Моргана скучала. А когда она скучала, попадаться ей на глаза, а тем более под горячую руку было опасно. Хандра снедала ее уже который псевдомесяц. Неизменно юные и прекрасные служанки ее раздражали, поэтому бедняжкам приходилось прятаться по углам и даже на время прекратить обсуждение последних мирских слухов, дабы у колдуньи не возникало соблазна подпортить их хорошенькие личики своими длинными ухоженными коготками, острыми как у кошки.
Все виданные и невиданные развлечения были перепробованы, дорогие безделушки и диковинные зверьки надоели, наряды не радовали глаз – Моргана умудрялась даже в самом изысканном платье обнаружить изъян, якобы уродующий ее идеальную фигуру. Так что в одежде она приветствовала исключительно открытость и прозрачность.
Опротивели ей и красавцы-любовники, которые, несмотря на слезы сочувствующих им одалисок, были безжалостно сброшены со скалы в море на съедение кишевшим у берегов острова акулам.

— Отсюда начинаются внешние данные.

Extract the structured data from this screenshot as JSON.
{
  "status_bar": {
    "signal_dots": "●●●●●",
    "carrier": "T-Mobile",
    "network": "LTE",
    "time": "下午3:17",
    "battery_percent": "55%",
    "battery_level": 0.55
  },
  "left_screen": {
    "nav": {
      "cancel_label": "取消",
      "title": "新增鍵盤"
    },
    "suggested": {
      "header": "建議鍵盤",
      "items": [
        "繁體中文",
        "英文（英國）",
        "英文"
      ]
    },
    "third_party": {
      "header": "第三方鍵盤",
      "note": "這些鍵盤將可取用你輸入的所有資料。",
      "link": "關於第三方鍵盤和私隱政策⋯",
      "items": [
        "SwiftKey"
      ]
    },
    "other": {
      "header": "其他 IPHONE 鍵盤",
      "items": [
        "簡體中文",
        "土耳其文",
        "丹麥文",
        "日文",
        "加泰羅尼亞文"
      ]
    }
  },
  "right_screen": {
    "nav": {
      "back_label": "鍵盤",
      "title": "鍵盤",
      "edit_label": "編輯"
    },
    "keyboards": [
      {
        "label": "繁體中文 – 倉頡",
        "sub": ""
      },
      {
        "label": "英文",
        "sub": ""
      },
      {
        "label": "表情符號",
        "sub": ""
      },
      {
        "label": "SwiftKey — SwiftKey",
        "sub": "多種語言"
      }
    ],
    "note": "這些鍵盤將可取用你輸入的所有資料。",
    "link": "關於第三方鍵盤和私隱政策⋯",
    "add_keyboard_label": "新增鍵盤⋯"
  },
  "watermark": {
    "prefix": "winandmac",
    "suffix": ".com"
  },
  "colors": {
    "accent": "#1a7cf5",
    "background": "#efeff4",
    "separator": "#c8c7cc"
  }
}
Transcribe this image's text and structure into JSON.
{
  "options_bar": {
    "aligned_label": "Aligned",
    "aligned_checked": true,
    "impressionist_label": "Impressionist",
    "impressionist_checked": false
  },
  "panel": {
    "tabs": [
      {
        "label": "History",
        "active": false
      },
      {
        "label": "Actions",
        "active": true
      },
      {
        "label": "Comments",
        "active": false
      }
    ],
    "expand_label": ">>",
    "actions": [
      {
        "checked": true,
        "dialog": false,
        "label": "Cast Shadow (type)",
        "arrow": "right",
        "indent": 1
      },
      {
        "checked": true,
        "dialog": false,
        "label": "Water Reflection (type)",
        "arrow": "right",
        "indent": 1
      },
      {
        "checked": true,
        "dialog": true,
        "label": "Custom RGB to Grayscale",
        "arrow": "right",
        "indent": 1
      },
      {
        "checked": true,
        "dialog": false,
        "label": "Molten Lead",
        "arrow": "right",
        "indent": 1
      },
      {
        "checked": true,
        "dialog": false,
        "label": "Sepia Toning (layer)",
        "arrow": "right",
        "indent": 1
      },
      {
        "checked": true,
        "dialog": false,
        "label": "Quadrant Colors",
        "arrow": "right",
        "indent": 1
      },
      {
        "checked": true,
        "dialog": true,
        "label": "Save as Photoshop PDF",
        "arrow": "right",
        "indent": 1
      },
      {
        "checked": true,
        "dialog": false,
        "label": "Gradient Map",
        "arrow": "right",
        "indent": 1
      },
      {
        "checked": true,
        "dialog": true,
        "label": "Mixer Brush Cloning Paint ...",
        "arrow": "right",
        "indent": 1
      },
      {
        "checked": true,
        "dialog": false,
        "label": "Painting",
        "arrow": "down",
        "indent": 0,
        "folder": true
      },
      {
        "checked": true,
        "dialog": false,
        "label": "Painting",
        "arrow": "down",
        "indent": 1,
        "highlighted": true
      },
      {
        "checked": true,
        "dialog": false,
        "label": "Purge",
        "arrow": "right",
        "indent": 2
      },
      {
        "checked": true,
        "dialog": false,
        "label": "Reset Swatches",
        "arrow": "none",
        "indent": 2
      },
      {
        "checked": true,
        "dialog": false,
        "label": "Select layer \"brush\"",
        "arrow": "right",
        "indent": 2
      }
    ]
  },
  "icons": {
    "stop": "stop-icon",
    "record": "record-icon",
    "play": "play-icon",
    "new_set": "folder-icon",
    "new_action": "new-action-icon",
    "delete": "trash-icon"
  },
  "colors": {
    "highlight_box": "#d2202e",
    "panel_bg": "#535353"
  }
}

Авалон загрустил, погруженный в сонную тишину… Впрочем, это было естественным состоянием для острова, на котором остановилось время. За пределами скалистого берега люди рождались, мужали, старились и умирали, а волшебница оставалась по-прежнему молодой и сногсшибательно красивой.
У стороннего наблюдателя дух перехватывало от картины, которую являла собой Моргана, расположившая свое роскошное тело на пурпурном шелке огромного овального ложа. Однако бедным морякам, чьи корабли разбивались о скалы невесть откуда взявшегося острова, выбирать особенно не приходилось. Обнаженная натура им вставала поперек горла еще до того, как они обнаруживали, что пара-тройка недель блаженства чудесным образом растянулась на добрый десяток лет.

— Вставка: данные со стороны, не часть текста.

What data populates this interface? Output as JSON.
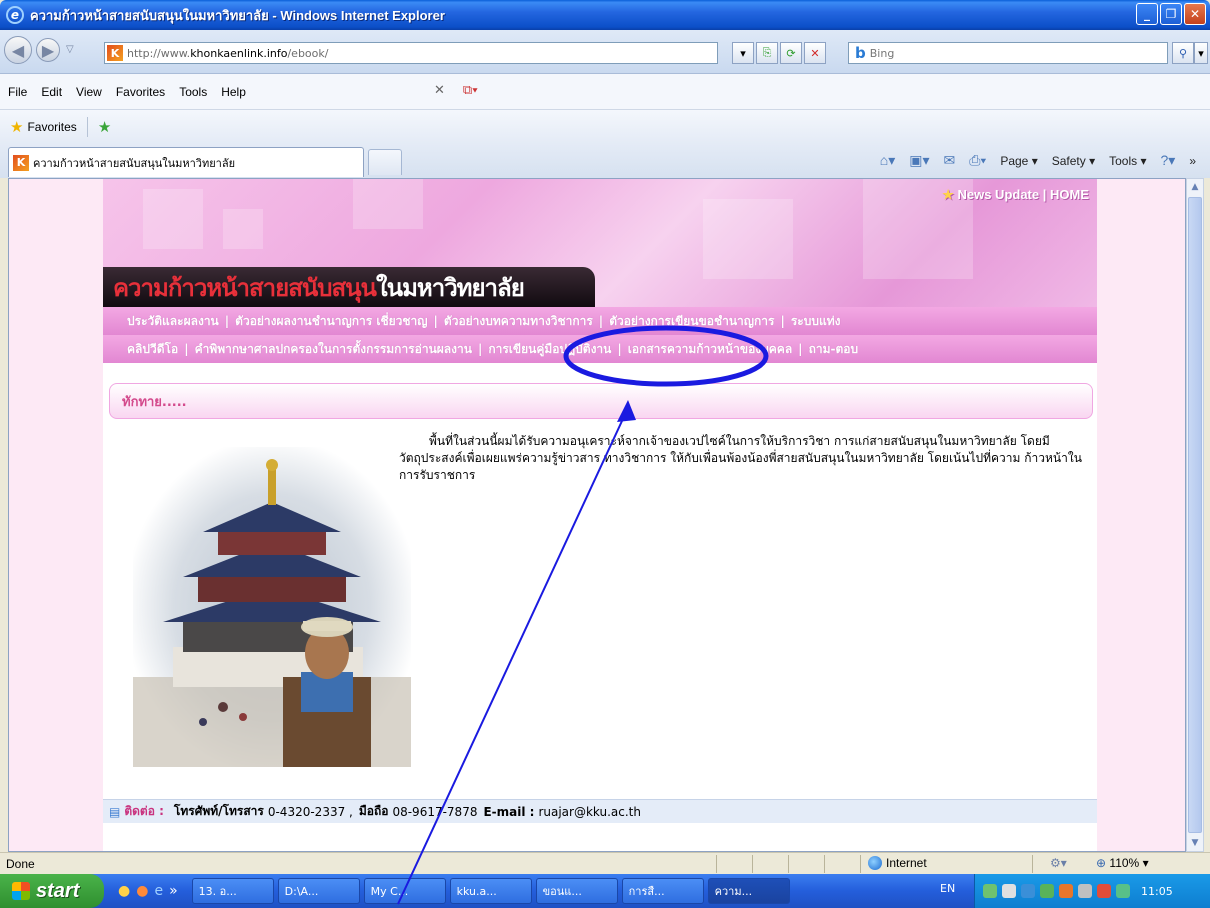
{
  "window": {
    "title": "ความก้าวหน้าสายสนับสนุนในมหาวิทยาลัย - Windows Internet Explorer",
    "minimize_icon": "minimize-icon",
    "maximize_icon": "maximize-icon",
    "close_icon": "close-icon"
  },
  "address": {
    "url_prefix": "http://www.",
    "url_host": "khonkaenlink.info",
    "url_path": "/ebook/",
    "search_placeholder": "Bing",
    "search_brand": "b"
  },
  "menu": {
    "items": [
      "File",
      "Edit",
      "View",
      "Favorites",
      "Tools",
      "Help"
    ]
  },
  "favorites": {
    "label": "Favorites"
  },
  "tab": {
    "title": "ความก้าวหน้าสายสนับสนุนในมหาวิทยาลัย",
    "favicon_letter": "K"
  },
  "commandbar": {
    "page": "Page ▾",
    "safety": "Safety ▾",
    "tools": "Tools ▾",
    "more": "»"
  },
  "site": {
    "news_update": "News Update",
    "home": "HOME",
    "title_part1": "ความก้าวหน้า",
    "title_part2": "สายสนับสนุน",
    "title_part3": "ในมหาวิทยาลัย",
    "nav_row1": [
      "ประวัติและผลงาน",
      "ตัวอย่างผลงานชำนาญการ เชี่ยวชาญ",
      "ตัวอย่างบทความทางวิชาการ",
      "ตัวอย่างการเขียนขอชำนาญการ",
      "ระบบแท่ง"
    ],
    "nav_row2": [
      "คลิปวีดีโอ",
      "คำพิพากษาศาลปกครองในการตั้งกรรมการอ่านผลงาน",
      "การเขียนคู่มือปฏิบัติงาน",
      "เอกสารความก้าวหน้าของบุคคล",
      "ถาม-ตอบ"
    ],
    "section_title": "ทักทาย.....",
    "intro": "พื้นที่ในส่วนนี้ผมได้รับความอนุเคราะห์จากเจ้าของเวปไซค์ในการให้บริการวิชา การแก่สายสนับสนุนในมหาวิทยาลัย โดยมีวัตถุประสงค์เพื่อเผยแพร่ความรู้ข่าวสาร ทางวิชาการ ให้กับเพื่อนพ้องน้องพี่สายสนับสนุนในมหาวิทยาลัย โดยเน้นไปที่ความ ก้าวหน้าในการรับราชการ",
    "footer_label": "ติดต่อ :",
    "footer_phone_label": "โทรศัพท์/โทรสาร",
    "footer_phone": "0-4320-2337 ,",
    "footer_mobile_label": "มือถือ",
    "footer_mobile": "08-9617-7878",
    "footer_email_label": "E-mail :",
    "footer_email": "ruajar@kku.ac.th"
  },
  "status": {
    "text": "Done",
    "zone": "Internet",
    "zoom": "110%"
  },
  "taskbar": {
    "start": "start",
    "tasks": [
      "13. อ...",
      "D:\\A...",
      "My C...",
      "kku.a...",
      "ขอนแ...",
      "การสื...",
      "ความ..."
    ],
    "lang": "EN",
    "clock": "11:05"
  },
  "colors": {
    "annotation": "#1a1ae0",
    "nav_pink": "#e287d2",
    "title_red": "#e8303a"
  }
}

Остров блуждал по морям-океанам, ни разу не наткнувшись на мель, благодаря диковинному колдовскому заклятию, наложенному Морганой. А время на острове укротила еще мать волшебницы – лесная фея.

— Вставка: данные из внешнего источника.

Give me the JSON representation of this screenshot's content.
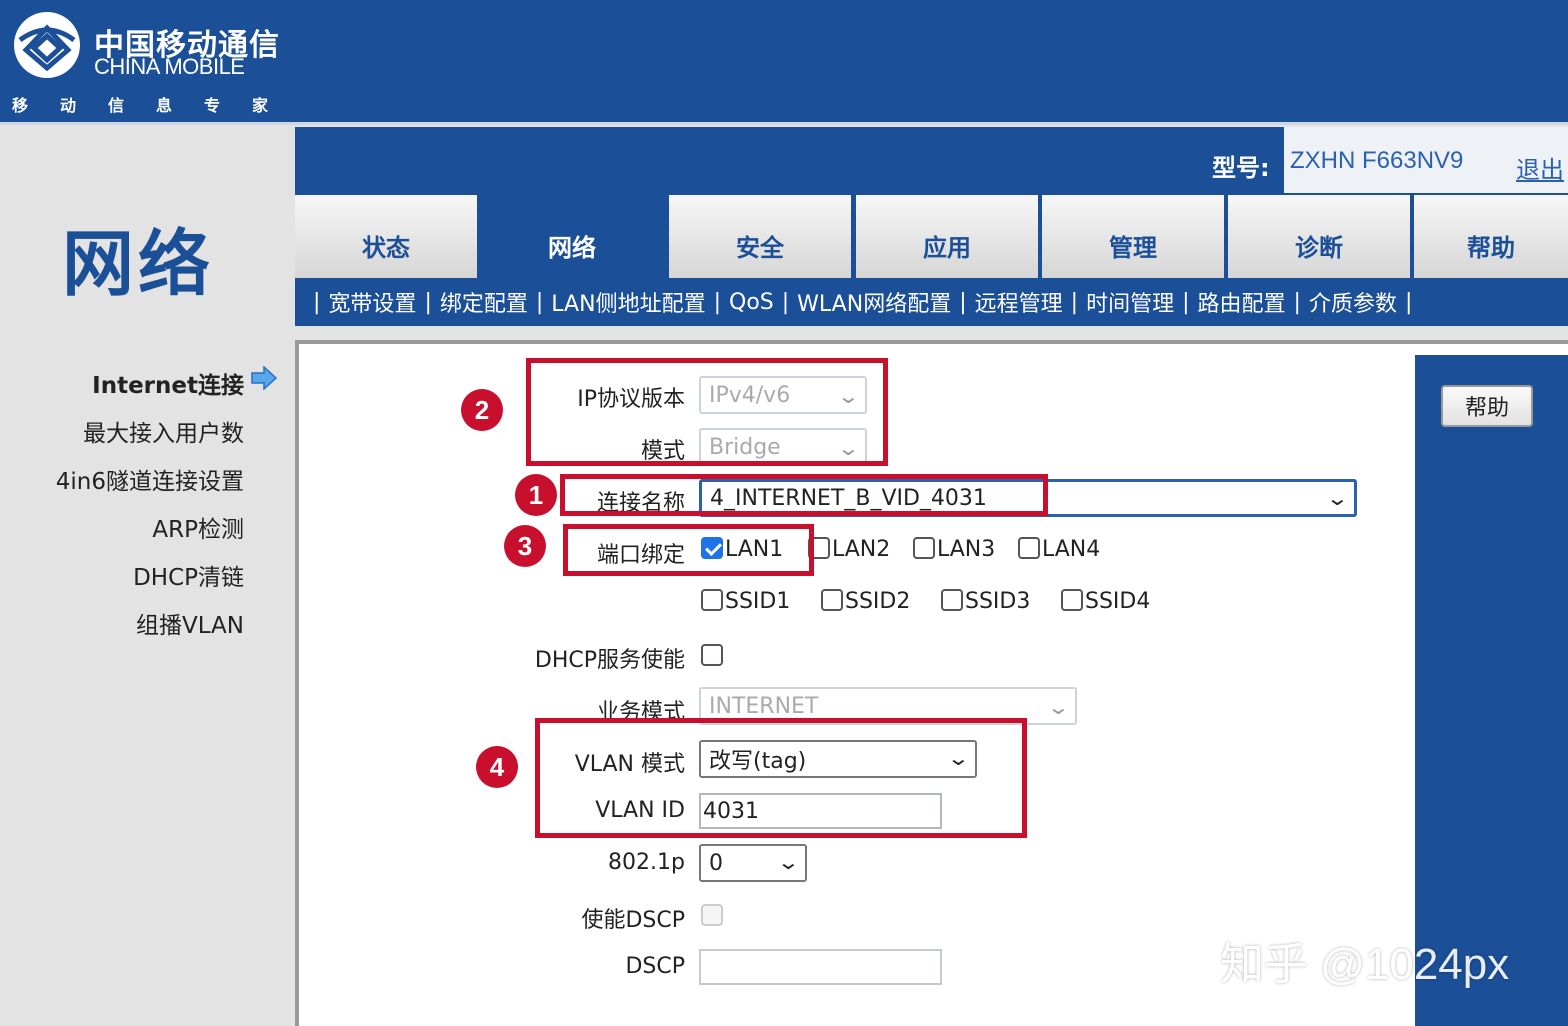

Феям не страшно увядание, связанное со старостью, и она страшилась подобной участи для своей дочери от смертного человека. Мореза так гордилась красотой новорожденной, что не могла позволить времени наложить свою гнусную печать на ангельские черты. Если только феям свойственны материнские чувства, то Мореза их проявила. Правда, к пустынной скале она быстро охладела и оставила утес на произвол судьбы и воли Морганы, отправившись на поиски неведомо каких райских земель. Жила ли мать где-то в этом мире или давно покинула его пределы – Моргану мало интересовало. Ее злила только легкомысленность мамаши, не добившейся для дочери лучшей доли.